Есть, однако же, варвары, в глазах коих одна отважность предпринять создание эпопеи взвешивает уже все возможные сонеты, триолеты, шарады и, может быть, баллады».

Самая характеристика оды сделана Кюхельбекером в архаических тонах и напоминает Батте и Остолопова. Это риторическое определение дало повод позднее Ушакову155, Пушкину156 и другим возражавшим заключить, что Кюхельбекер говорит о торжественной оде.

Насколько обща и неопределенна положительная часть статьи, настолько живы и значительны нападки на современную лирику, полные явных намеков и реальных примеров. В них Кюхельбекер -- талантливый ученик Грибоедова и видный соратник Катенинаc. «Все мы взапуски тоскуем о своей погибшей молодости; до бесконечности жуем и пережевываем эту тоску и наперерыв щеголяем своим малодушием в периодических изданиях. Если бы сия грусть не была просто риторическою фигурой, иной, судя по нашим Чайльдам-Гарольдам, едва вышедшим из пелен, мог бы подумать, что у нас на Руси поэты уже рождаются стариками».

Затем дается пародическое перечисление элегических тем «классиков» (Труд, Нега и т. д.) и «романтиков», причем осмеивается штампованный пейзаж, в котором легко различить элегический пейзаж Жуковского.

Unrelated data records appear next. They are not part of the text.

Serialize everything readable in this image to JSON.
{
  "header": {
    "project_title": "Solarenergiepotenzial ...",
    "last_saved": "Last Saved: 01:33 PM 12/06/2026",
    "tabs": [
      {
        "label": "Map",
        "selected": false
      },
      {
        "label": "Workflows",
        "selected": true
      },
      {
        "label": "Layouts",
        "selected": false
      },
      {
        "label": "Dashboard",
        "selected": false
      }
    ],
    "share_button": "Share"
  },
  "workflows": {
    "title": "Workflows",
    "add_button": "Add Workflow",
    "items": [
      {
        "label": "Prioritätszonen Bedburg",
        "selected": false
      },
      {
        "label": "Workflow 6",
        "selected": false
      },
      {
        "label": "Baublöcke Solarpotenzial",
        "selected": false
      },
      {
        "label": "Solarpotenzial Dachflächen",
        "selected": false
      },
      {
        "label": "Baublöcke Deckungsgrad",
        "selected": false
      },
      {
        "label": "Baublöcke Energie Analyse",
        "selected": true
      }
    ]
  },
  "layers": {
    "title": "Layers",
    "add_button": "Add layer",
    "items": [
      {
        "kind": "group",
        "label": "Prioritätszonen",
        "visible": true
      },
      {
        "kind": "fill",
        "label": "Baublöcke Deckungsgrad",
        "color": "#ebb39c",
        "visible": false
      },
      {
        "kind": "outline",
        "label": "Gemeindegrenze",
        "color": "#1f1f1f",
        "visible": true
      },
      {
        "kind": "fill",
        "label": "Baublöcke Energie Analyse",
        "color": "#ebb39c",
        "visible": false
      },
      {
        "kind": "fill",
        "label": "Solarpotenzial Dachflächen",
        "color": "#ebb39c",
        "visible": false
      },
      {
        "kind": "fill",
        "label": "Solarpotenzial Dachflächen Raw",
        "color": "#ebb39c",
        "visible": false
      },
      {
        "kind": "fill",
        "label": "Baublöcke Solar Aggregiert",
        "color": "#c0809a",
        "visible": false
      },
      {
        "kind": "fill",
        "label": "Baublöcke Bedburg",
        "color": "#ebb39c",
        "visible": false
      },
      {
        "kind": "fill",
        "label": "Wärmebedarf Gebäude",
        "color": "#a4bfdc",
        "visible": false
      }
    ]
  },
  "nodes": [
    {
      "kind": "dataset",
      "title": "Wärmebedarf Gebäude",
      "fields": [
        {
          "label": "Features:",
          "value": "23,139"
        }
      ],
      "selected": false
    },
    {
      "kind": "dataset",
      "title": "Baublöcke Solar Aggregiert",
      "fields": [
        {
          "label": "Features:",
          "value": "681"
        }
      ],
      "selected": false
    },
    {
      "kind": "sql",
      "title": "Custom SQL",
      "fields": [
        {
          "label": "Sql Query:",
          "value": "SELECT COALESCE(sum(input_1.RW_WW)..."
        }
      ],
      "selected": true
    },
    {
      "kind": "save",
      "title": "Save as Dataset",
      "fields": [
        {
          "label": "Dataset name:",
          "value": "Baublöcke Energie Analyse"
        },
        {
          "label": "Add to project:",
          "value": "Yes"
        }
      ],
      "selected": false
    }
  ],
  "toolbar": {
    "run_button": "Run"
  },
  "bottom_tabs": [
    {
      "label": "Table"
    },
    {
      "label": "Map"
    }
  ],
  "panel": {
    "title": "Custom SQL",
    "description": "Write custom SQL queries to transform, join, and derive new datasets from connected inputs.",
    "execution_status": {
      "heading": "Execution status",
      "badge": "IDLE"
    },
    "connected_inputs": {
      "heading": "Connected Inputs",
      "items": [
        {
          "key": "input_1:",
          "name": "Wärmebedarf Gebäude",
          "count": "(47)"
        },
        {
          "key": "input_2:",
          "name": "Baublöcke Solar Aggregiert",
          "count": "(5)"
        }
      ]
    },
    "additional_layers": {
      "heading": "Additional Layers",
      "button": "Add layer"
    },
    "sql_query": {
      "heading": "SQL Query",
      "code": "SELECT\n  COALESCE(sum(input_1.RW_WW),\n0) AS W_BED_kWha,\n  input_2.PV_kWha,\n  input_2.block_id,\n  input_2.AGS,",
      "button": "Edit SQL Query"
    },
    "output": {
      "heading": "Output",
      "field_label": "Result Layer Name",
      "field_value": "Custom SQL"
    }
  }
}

«Сила? -- где найдем ее в большей части своих мутных, ни чего не определяющих, изнеженных, бесцветных произведениях? У нас все мечта и призрак, все мнится и кажется и чудится, все только будто бы, как бы, нечто, что-то. Богатство и разнообразие? Прочитав любую элегию Жуковского, Пушкина или Баратынского, знаешь все. Чувств у нас уже давно нет: чувство уныния поглотило все прочие… Картины везде одни и те же: луна, которая, разумеется, уныла и бледна, скалы и дубравы, где их никогда не бывало, лес, за которым сто раз представляют заходящее солнце, вечерняя заря; изредка длинные тени и привидения, что-то невидимое, что-то неведомое, пошлые иносказания, в особенности же туман: туманы над водами, туманы над бором, туманы над полями, туман в голове сочинителя».

Давая, таким образом, как бы пародию элегического стиля (в особенности «пейзажа»), Кюхельбекер конкретизирует ее указаниями на Жуковского.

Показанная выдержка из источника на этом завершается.